Fluent or non-fluent? that is the question: Uncovering the cognition of L2 learners whose L2 Academic fluency exceeds their L2 everyday fluency
thesisposted on 28.03.2022, 19:18 by Rabab Ahmed Hashem
This study is based on Cummins' two-dimensional language proficiency theory and it investigates the situation of L2 learners who, in their journey to acquiring their L2 (English) through advanced schooling, have been able to develop sufficient levels of L2 academic fluency but have not been able, unfortunately, to develop comparable levels of L2 everyday fluency. The study aimed to uncover the cognitive processes such learners are engaged in and the strategies they employ when performing L2 tasks (reading, writing, listening and speaking tasks) under time-constraints in both academic and everyday contexts.
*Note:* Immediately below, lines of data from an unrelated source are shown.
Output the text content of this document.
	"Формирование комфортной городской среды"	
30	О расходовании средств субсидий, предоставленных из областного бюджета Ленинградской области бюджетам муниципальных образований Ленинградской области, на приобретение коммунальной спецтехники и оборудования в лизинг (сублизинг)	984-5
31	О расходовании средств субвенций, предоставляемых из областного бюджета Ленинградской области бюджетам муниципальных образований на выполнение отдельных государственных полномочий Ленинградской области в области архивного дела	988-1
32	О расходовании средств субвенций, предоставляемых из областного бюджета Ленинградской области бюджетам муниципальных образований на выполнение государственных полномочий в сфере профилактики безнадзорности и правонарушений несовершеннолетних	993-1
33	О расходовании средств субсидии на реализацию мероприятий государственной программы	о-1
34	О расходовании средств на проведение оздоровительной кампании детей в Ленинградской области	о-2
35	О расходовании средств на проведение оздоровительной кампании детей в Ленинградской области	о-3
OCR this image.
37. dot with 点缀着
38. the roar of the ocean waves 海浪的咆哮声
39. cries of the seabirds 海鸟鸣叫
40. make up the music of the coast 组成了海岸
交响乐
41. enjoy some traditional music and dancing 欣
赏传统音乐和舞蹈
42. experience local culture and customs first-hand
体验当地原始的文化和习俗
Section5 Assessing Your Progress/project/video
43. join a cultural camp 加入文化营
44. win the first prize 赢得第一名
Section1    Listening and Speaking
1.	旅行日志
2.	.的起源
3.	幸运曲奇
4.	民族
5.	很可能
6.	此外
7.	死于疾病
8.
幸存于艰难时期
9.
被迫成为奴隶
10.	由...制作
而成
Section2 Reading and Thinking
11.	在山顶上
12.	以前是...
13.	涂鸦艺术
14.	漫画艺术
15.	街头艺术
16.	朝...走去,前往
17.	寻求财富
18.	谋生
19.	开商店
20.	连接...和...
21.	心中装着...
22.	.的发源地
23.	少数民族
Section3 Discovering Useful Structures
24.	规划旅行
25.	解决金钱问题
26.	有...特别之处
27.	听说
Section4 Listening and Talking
A biographical questionnaire specifically designed for the study helped in the initial identification of the required participants - L2 learners whose L2 academic fluency exceeded their L2 everyday fluency. An academic/everyday English fluency measure, also specifically designed for the study, was used to verify the academic and everyday L2 fluency levels of the participants who had initially been selected using the biographical questionnaire, and stimulated recall sessions were used to help them reflect on their strategy use in both academic and everyday contexts. In academic contexts and with time-constraints, the fluent performance of the L2 learners was supported by preassembled template structures, a sufficient stock of memorised formulaic language frequently used in academic contexts, and previously memorised topic-relevant information. On the other hand, in everyday contexts and also with time-constraints, the poor non-fluent performance of the L2 learners was due to their insufficient stock of memorised formulaic language frequently used in everyday contexts, and a lack of knowledge in addition to a lack of accumulated knowledge of the vocabulary required in everyday contexts. As their reliance on memorised materials decreased, the learners found that their L2 processing was dominated by time-consuming step-by-step cognitive strategies which finally led to the deterioration of their fluency level. The study ends with a discussion of the theoretical and practical implications of the two-dimensional language proficiency proposal.